A lot of discussion about social media, which made me wonder what the answer would have been before social media. Of course, that also would mean before blogging . . .

But seriously, when breweries are part of communities isn’t there every chance that a brewer — granted, we’ve gone from talking about a business to talking about a person — and a drinker might be friends? Perhaps, even, that the drinker fixed the brewer’s refrigerator?

Beer links: Big Picture. Hop fingerprinting. Your choice.

MONDAY BEER LINKS, MUSING 12.14.15

Craft beer – have the big brewers nailed it?
[Via Morning Advertiser]
Gerrymandering the Beer Aisle.
[Via Literature and Libation]
ABInBev Doesn’t Hate You – It Just Wants Sales.
[Via A Good Beer Blog]

There’s some big concept thinking going on in these three links, too big for me to summarize succinctly. I suggest reading them in order. Knowing that you may not, here are the last paragraphs of each one, unfairly presented without context.

I can see why this might cause some consternation for craft brewers and their hardcore fans, for whom craft is a movement, a stand against the corporate dominance of everything. But from a drinker’s point of view, if the big guys are now making better beer, that has to be good news.

As a fine patina sets in and the youthful exuberance fades, I have a sneaking suspicion that the game of beers will start to look a lot less like a righteous war or crusade, and a lot more like the classic Red vs Blue, mudslinging, carpetbagging mess that is our political system. Such is the nature of modern capitalism, and probably why, as they say on the internet, “we can’t have nice things.”

In 2016 as more and more big craft sells out to big beer, organized independent craft will need to catch up with the politics of adapting to market demand, catch up with big beer if it wants to avoid being a blip in history. And it might take as brazen an approach as big beer took in 2015. Not sure craft has what it takes.

The thing about big picture thinking is figuring out where all the little pictures fit in. When the number of breweries in the country doubles in such a short amount of time it is hard to take the pulse of all the new participants. Maybe they are lying, but an awful lot of these people seem to have no interest in becoming the next Golden Road or Ballast Point. They want to make a comfortable living. Some would simply consider themselves brewers, other artisans, some even artists.

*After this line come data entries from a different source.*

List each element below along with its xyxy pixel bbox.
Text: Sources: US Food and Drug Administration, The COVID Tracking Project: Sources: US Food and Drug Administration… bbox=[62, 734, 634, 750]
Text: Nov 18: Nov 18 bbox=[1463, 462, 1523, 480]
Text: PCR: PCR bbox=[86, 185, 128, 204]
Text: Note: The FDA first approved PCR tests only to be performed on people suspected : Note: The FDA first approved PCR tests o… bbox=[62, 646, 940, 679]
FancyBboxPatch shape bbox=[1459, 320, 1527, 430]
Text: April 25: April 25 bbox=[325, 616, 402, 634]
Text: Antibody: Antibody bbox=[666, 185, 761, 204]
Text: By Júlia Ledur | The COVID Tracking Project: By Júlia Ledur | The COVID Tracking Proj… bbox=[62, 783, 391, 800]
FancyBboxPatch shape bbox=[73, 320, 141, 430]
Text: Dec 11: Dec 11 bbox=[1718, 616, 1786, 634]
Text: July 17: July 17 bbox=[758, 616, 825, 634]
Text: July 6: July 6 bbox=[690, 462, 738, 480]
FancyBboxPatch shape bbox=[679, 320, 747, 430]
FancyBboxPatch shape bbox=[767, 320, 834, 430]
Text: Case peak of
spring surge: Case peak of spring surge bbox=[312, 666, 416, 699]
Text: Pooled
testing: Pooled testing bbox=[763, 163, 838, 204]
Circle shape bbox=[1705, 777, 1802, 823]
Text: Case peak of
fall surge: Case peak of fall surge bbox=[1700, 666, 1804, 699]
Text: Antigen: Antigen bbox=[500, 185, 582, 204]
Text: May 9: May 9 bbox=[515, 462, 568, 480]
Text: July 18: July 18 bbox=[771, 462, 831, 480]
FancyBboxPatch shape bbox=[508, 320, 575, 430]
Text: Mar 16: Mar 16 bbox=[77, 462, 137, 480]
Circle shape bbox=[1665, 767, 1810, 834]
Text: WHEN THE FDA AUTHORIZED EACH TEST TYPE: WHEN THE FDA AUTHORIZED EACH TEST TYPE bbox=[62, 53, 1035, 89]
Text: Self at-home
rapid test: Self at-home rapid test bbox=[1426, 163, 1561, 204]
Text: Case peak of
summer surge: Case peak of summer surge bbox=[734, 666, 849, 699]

Ian Rankin on the perfect pub: The Rebus author tells how pub culture has inspired his novels.
A different sort of little picture. [Via Independent]

Hop tidbit of the week

The conversation started the week before, but continued last week (click on the date to see it all), among other things raising questions about where Fuggle fits in on any hop family tree. The chart pictured also appeared in “For the Love of Hops” and shows the results of molecular studies that indicate the distance between certain varieties. The scientists used AFLP fingerprinting.

Researchers at the University of Hohenheim in Stuttgart employed that same technology to analyze the similarity of Tettnanger hop plants to other varieties in 2002, reaffirming other surveys that concluded that Tettnanger, Spalt Spalter, and Saaz hops are so closely related they may be grouped together as “Saazer hops.”

Among the hops studied at Stuttgart where multiple Osvald Saaz clones, plants chosen from the field because they looked and smelled like the original Saaz, and brewed similar beer, but perhaps yielded more cones per plant or were more disease resistant. Various farmers grew and sold these varieties as Saaz, and happy customers brewed with them as Saaz.

All the Osvald Saaz clones studied at Stuttgart could be more clearly distinguished from each other than the original Saaz could from Tettnanger and Spalter. Three of the clones were quite similar to the landrace Saaz, but Osvald clone 126 was much closer to Fuggle. Nonetheless, all Osvald clones grown in the region around Žatek exhibited very similar morphological traits and aroma components.

Just to be clear, grown in Žatek a plant genetically closer to Fuggle than Saaz passed for Saaz.